While guild regulations stipulated that pupils could not sign their works while still active in a master’s studio, the practice was only sporadically enforced around the mid-century. Moreover, the absence of a painter’s guild in Deventer likely meant that any such proscription was left to the individual master himself. It is in this context that the handful of Netscher’s signed and dated paintings from the second half of the 1650s were produced. The present portraits, each of which bears a date of 1656, constitute Netscher’s earliest dated independent compositions and confirm the young artist’s quick assimilation of ter Borch’s favoured formula for small-scale portraits in which the figures are depicted three-quarter-length before a simple, subtly shaded background. Indeed, Netscher derived the poses for the present pendant portraits of a gentleman and his wife from those that feature in ter Borch’s pendant portraits of Willem Everwijn and his wife Johanna Kelffken of 1653 (Arnhem, Huis Zypendaal). While Netscher made only minimal changes to his portrait of the woman, he substituted Everwijn’s sober black cloak for a far more fashionable costume with a broad collar, billowing sleeves and flamboyant double cuffs and further added a pair of gloves in his proper left hand. Despite their execution before Netscher arrived in ter Borch’s studio, Netscher would almost assuredly have been familiar with these portraits, for Everwijn was related through his maternal side to the Craeyvanger family.
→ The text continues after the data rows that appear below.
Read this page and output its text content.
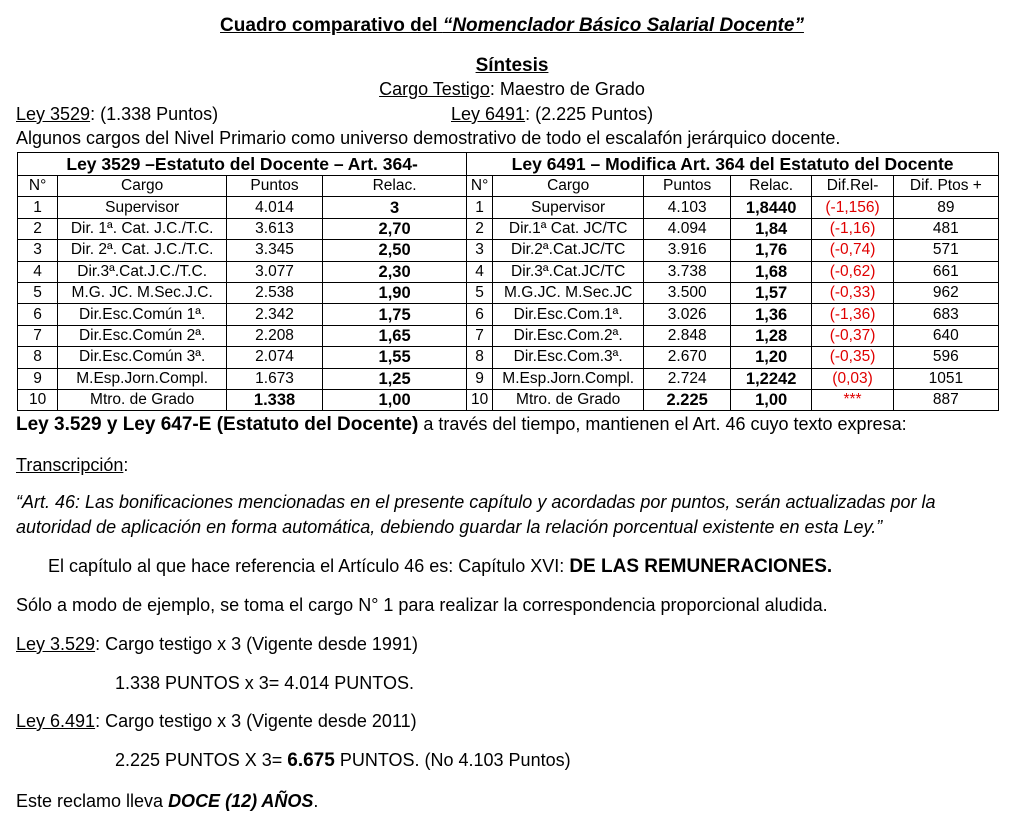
Cuadro comparativo del “Nomenclador Básico Salarial Docente”
Síntesis
Cargo Testigo: Maestro de Grado
Ley 3529: (1.338 Puntos)	Ley 6491: (2.225 Puntos)
Algunos cargos del Nivel Primario como universo demostrativo de todo el escalafón jerárquico docente.
Ley 3529 –Estatuto del Docente – Art. 364-				Ley 6491 – Modifica Art. 364 del Estatuto del Docente					
N°	Cargo	Puntos	Relac.	N°	Cargo	Puntos	Relac.	Dif.Rel-	Dif. Ptos +
1	Supervisor	4.014	3	1	Supervisor	4.103	1,8440	(-1,156)	89
2	Dir. 1ª. Cat. J.C./T.C.	3.613	2,70	2	Dir.1ª Cat. JC/TC	4.094	1,84	(-1,16)	481
3	Dir. 2ª. Cat. J.C./T.C.	3.345	2,50	3	Dir.2ª.Cat.JC/TC	3.916	1,76	(-0,74)	571
4	Dir.3ª.Cat.J.C./T.C.	3.077	2,30	4	Dir.3ª.Cat.JC/TC	3.738	1,68	(-0,62)	661
5	M.G. JC. M.Sec.J.C.	2.538	1,90	5	M.G.JC. M.Sec.JC	3.500	1,57	(-0,33)	962
6	Dir.Esc.Común 1ª.	2.342	1,75	6	Dir.Esc.Com.1ª.	3.026	1,36	(-1,36)	683
7	Dir.Esc.Común 2ª.	2.208	1,65	7	Dir.Esc.Com.2ª.	2.848	1,28	(-0,37)	640
8	Dir.Esc.Común 3ª.	2.074	1,55	8	Dir.Esc.Com.3ª.	2.670	1,20	(-0,35)	596
9	M.Esp.Jorn.Compl.	1.673	1,25	9	M.Esp.Jorn.Compl.	2.724	1,2242	(0,03)	1051
10	Mtro. de Grado	1.338	1,00	10	Mtro. de Grado	2.225	1,00	***	887
Ley 3.529 y Ley 647-E (Estatuto del Docente) a través del tiempo, mantienen el Art. 46 cuyo texto expresa:
Transcripción:
“Art. 46: Las bonificaciones mencionadas en el presente capítulo y acordadas por puntos, serán actualizadas por la
autoridad de aplicación en forma automática, debiendo guardar la relación porcentual existente en esta Ley.”
El capítulo al que hace referencia el Artículo 46 es: Capítulo XVI: DE LAS REMUNERACIONES.
Sólo a modo de ejemplo, se toma el cargo N° 1 para realizar la correspondencia proporcional aludida.
Ley 3.529: Cargo testigo x 3 (Vigente desde 1991)
1.338 PUNTOS x 3= 4.014 PUNTOS.
Ley 6.491: Cargo testigo x 3 (Vigente desde 2011)
2.225 PUNTOS X 3= 6.675 PUNTOS. (No 4.103 Puntos)
Este reclamo lleva DOCE (12) AÑOS.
At about the same time Netscher produced the present portraits, he collaborated with his master ter Borch on a series of eight portraits of the Craeyvanger children (fig. 1; sold Christie's, Amsterdam, 6 May 2009, lot 78, €745,000; Leiden Collection, New York; see S.J. Gudlaugsson, Gerard ter Borch, II, The Hague, 1960, p. 113, under no. 103).
The third portrait of a younger man wearing a grey suit is remarkably similar to the other two paintings, but includes a number of changes as Netscher developed the sitter’s pose. Several of these changes, including the placement of the subject’s right arm, which was originally bent at the elbow, with his hand touching the centre of his chest, are visible to the naked eye. Others, like the extension of his left arm, are only visible in X-ray images. Betsy Wieseman has perceptively suggested that such modifications to the pose and figural proportions were likely necessary because, unlike the other two portraits, they had not been worked out in another composition (op. cit.).
X-ray images also reveal that each of these three portraits were extensively underpainted, the essential elements of the composition having been blocked out with ‘dead colouring’ over which thinner glazes were added to produce the highlights and shadows. In light of the collaborative working process in seventeenth-century artists’ studios, it is entirely conceivable that the initial design could have been blocked in by ter Borch, who may also have intervened as the painting process progressed to correct, modify or apply finishing touches to Netscher’s work. The exceptionally high quality of these portraits when compared with those Netscher painted in the years that immediately followed their execution and their relationship with ter Borch’s own in the period suggests that the master, at the very least, closely supervised their planning and execution.
These portraits have passed by descent in the same Dutch noble family since the seventeenth century. While the identity of the sitters has been lost, they are likely to be ancestors, or close relations of the family, who were originally from east Holland, close to Zwolle, Gerard ter Borch’s birthplace, and Deventer, where Netscher completed his training in ter Borch’s studio.